Beyond the Streets features the work of over 100 street artists Including that of Madsaki whose eyes as a 6-year-old immigrant just landing in NYC were riveted by the paint-covered subway cars zipping along the expressway.

"I didn't know what that was but it just looked cool," the artist told Fox 5. "That gave me the strongest impression."

Madsaki devoted his life to the art form, a decision whose acceptance from his parents took longer than society to see graffiti as art.

"They literally just told me [a few days ago] 'I'm proud of you,'" he said with laughter and a wide smile. "Finally, after 45 years!"

Others like Rosie Perez, also from this Williamsburg neighborhood, were on hand admiring the work her husband, graffiti writer Eric Haze.

"If you were in New York at the time, it either disturbed you greatly or fascinated you," Perez said. "Not everything that makes you feel uncomfortable is bad."

While many street artists began with writing their name, others advanced onto more complex messages they describe as a form of communication.
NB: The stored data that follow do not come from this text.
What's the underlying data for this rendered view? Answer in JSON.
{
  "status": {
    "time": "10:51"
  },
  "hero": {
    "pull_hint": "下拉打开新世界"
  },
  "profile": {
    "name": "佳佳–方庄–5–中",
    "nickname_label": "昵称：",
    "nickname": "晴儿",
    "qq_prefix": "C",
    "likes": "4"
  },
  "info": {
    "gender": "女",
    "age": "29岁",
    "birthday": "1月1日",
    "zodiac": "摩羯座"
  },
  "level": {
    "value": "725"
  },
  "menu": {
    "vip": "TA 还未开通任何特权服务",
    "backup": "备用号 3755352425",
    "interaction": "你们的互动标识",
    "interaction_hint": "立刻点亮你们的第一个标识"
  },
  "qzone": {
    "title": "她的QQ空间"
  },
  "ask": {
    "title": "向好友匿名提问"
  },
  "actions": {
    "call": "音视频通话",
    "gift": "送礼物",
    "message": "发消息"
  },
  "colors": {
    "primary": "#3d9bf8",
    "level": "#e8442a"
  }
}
Graffiti drawn on a subway car meant it would be seen across the city, in other boroughs where others would react and message back in the form of graffiti. It was the social media of the time.

"You could sit on a platform and see who was friends with who and who didn't get along. And who was painting this weekend because it was a fresh train painting pulling into the station on Monday," Villorente said. "So there was a real conversation going on."

And so is the slow evolution of one man's vandalism becoming society's contemporary art.